Debate transforms the lives of Chicago students by preparing them with the skills, confidence, and inspiration for college and workplace success.
The Chicago Debate League program is proven to improve student academic performance. Recent peer-reviewed, published studies demonstrate that participation in competitive debate leads to higher GPAs, higher graduation rates, and better college-readiness (based on ACT benchmarks).
Students across the academic spectrum – not just those already on the path to success – benefit from debate. The research showed that:
· Students who participated in the CDL were three times more likely to graduate from high school than non-debaters
· Debating in the CDL led to gains in grade-point average every semester a student continued to debate. In contrast, GPA remained flat overall for high school students not involved in debate.

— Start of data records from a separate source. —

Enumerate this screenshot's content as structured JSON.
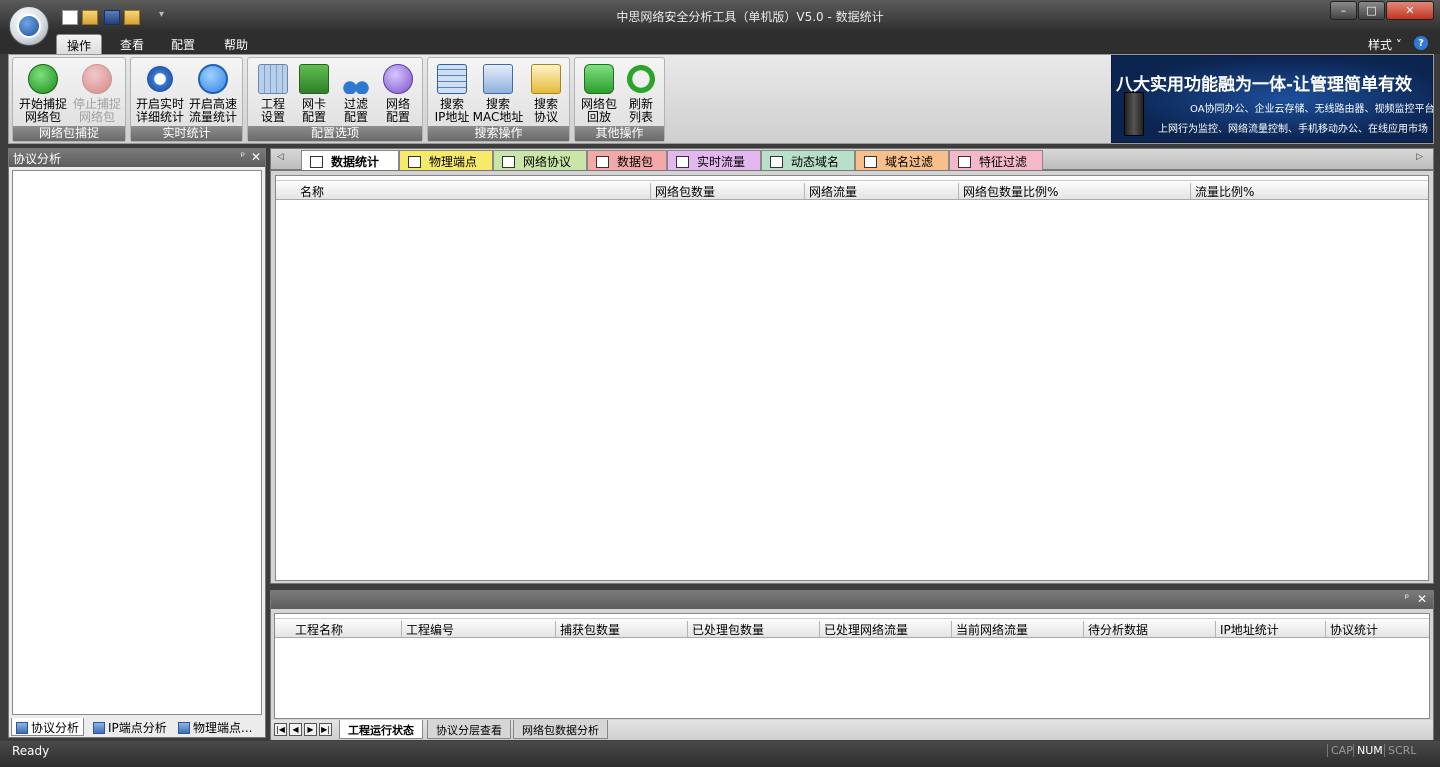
{
  "window": {
    "title": "中思网络安全分析工具（单机版）V5.0 - 数据统计",
    "minimize": "–",
    "maximize": "□",
    "close": "✕"
  },
  "quick_access": {
    "dropdown": "▾"
  },
  "menu_tabs": [
    {
      "label": "操作",
      "active": true
    },
    {
      "label": "查看",
      "active": false
    },
    {
      "label": "配置",
      "active": false
    },
    {
      "label": "帮助",
      "active": false
    }
  ],
  "style_menu": {
    "label": "样式",
    "arrow": "˅",
    "help": "?"
  },
  "ribbon": {
    "groups": [
      {
        "label": "网络包捕捉",
        "buttons": [
          {
            "line1": "开始捕捉",
            "line2": "网络包",
            "icon": "play-icon",
            "enabled": true
          },
          {
            "line1": "停止捕捉",
            "line2": "网络包",
            "icon": "stop-icon",
            "enabled": false
          }
        ]
      },
      {
        "label": "实时统计",
        "buttons": [
          {
            "line1": "开启实时",
            "line2": "详细统计",
            "icon": "realtime-icon",
            "enabled": true
          },
          {
            "line1": "开启高速",
            "line2": "流量统计",
            "icon": "magnifier-icon",
            "enabled": true
          }
        ]
      },
      {
        "label": "配置选项",
        "buttons": [
          {
            "line1": "工程",
            "line2": "设置",
            "icon": "project-settings-icon",
            "enabled": true
          },
          {
            "line1": "网卡",
            "line2": "配置",
            "icon": "network-card-icon",
            "enabled": true
          },
          {
            "line1": "过滤",
            "line2": "配置",
            "icon": "scissors-icon",
            "enabled": true
          },
          {
            "line1": "网络",
            "line2": "配置",
            "icon": "network-globe-icon",
            "enabled": true
          }
        ]
      },
      {
        "label": "搜索操作",
        "buttons": [
          {
            "line1": "搜索",
            "line2": "IP地址",
            "icon": "search-ip-icon",
            "enabled": true
          },
          {
            "line1": "搜索",
            "line2": "MAC地址",
            "icon": "search-mac-icon",
            "enabled": true
          },
          {
            "line1": "搜索",
            "line2": "协议",
            "icon": "search-protocol-icon",
            "enabled": true
          }
        ]
      },
      {
        "label": "其他操作",
        "buttons": [
          {
            "line1": "网络包",
            "line2": "回放",
            "icon": "camera-icon",
            "enabled": true
          },
          {
            "line1": "刷新",
            "line2": "列表",
            "icon": "refresh-icon",
            "enabled": true
          }
        ]
      }
    ],
    "banner": {
      "title": "八大实用功能融为一体-让管理简单有效",
      "line1": "OA协同办公、企业云存储、无线路由器、视频监控平台",
      "line2": "上网行为监控、网络流量控制、手机移动办公、在线应用市场"
    }
  },
  "left_panel": {
    "title": "协议分析",
    "pin": "ᵖ",
    "close": "✕",
    "tabs": [
      {
        "label": "协议分析",
        "active": true
      },
      {
        "label": "IP端点分析",
        "active": false
      },
      {
        "label": "物理端点...",
        "active": false
      }
    ]
  },
  "doc_tabs": {
    "left_arrow": "◁",
    "right_arrow": "▷",
    "items": [
      {
        "label": "数据统计",
        "active": true,
        "color": "#ffffff"
      },
      {
        "label": "物理端点",
        "active": false,
        "color": "#f7e96a"
      },
      {
        "label": "网络协议",
        "active": false,
        "color": "#c9e6a8"
      },
      {
        "label": "数据包",
        "active": false,
        "color": "#f4a9a9"
      },
      {
        "label": "实时流量",
        "active": false,
        "color": "#e3b8f0"
      },
      {
        "label": "动态域名",
        "active": false,
        "color": "#b8e0c8"
      },
      {
        "label": "域名过滤",
        "active": false,
        "color": "#f7c08a"
      },
      {
        "label": "特征过滤",
        "active": false,
        "color": "#f4b8c9"
      }
    ]
  },
  "main_grid": {
    "columns": [
      "名称",
      "网络包数量",
      "网络流量",
      "网络包数量比例%",
      "流量比例%"
    ]
  },
  "bottom_panel": {
    "pin": "ᵖ",
    "close": "✕",
    "columns": [
      "工程名称",
      "工程编号",
      "捕获包数量",
      "已处理包数量",
      "已处理网络流量",
      "当前网络流量",
      "待分析数据",
      "IP地址统计",
      "协议统计"
    ],
    "nav": [
      "|◀",
      "◀",
      "▶",
      "▶|"
    ],
    "tabs": [
      {
        "label": "工程运行状态",
        "active": true
      },
      {
        "label": "协议分层查看",
        "active": false
      },
      {
        "label": "网络包数据分析",
        "active": false
      }
    ]
  },
  "statusbar": {
    "text": "Ready",
    "indicators": [
      {
        "label": "CAP",
        "on": false
      },
      {
        "label": "NUM",
        "on": true
      },
      {
        "label": "SCRL",
        "on": false
      }
    ]
  }
}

· Both high- and low-risk students who participated in debate had significantly higher scores on all sections of the ACT.
Debate teaches the skills of civic engagement and enhances knowledge of important social issues. Debate engages students in a deliberative, structured process of learning, critical thinking, and dialogue on important and complex public policy issues.
Debate teaches research skills and improves learning. Key activities in academic debate are reading, research, close analysis of complex texts, critical thinking, and evidence-based argumentation. Notably, learning to make arguments supported by textual evidence is central to the Common Core State Standards, now being implemented throughout Chicago Public Schools.
Debate strengthens communication and critical thinking skills. When students prepare their cases, they must structure their oral arguments logically. To refute their opponent’s arguments persuasively, students must listen closely and focus intently, critically analyze the case, and respond quickly.
Debate supports anti-violence initiatives. The core values of debate–and the skills debate builds–are critical to anti-violence efforts. Debate teaches students to respect diverse viewpoints and address conflicting ideas with communication and cogent arguments. Debaters become skilled in seeing multiple points of view and using words in a structured environment to discuss conflicts. In addition, the sheer amount of time urban students spend outside of school hours on debate activities helps protect them from street violence.
Debate gives students a voice. Our students tell us that debate gave them a voice and the skills to speak intelligently and persuasively, a vision of life outside their neighborhoods, and the confidence that they can make a difference in the world. As U.S. Education Secretary Duncan stated: “By engaging students in real, complex public policy questions, competitive debate is nurturing a new generation of engaged, committed citizens.”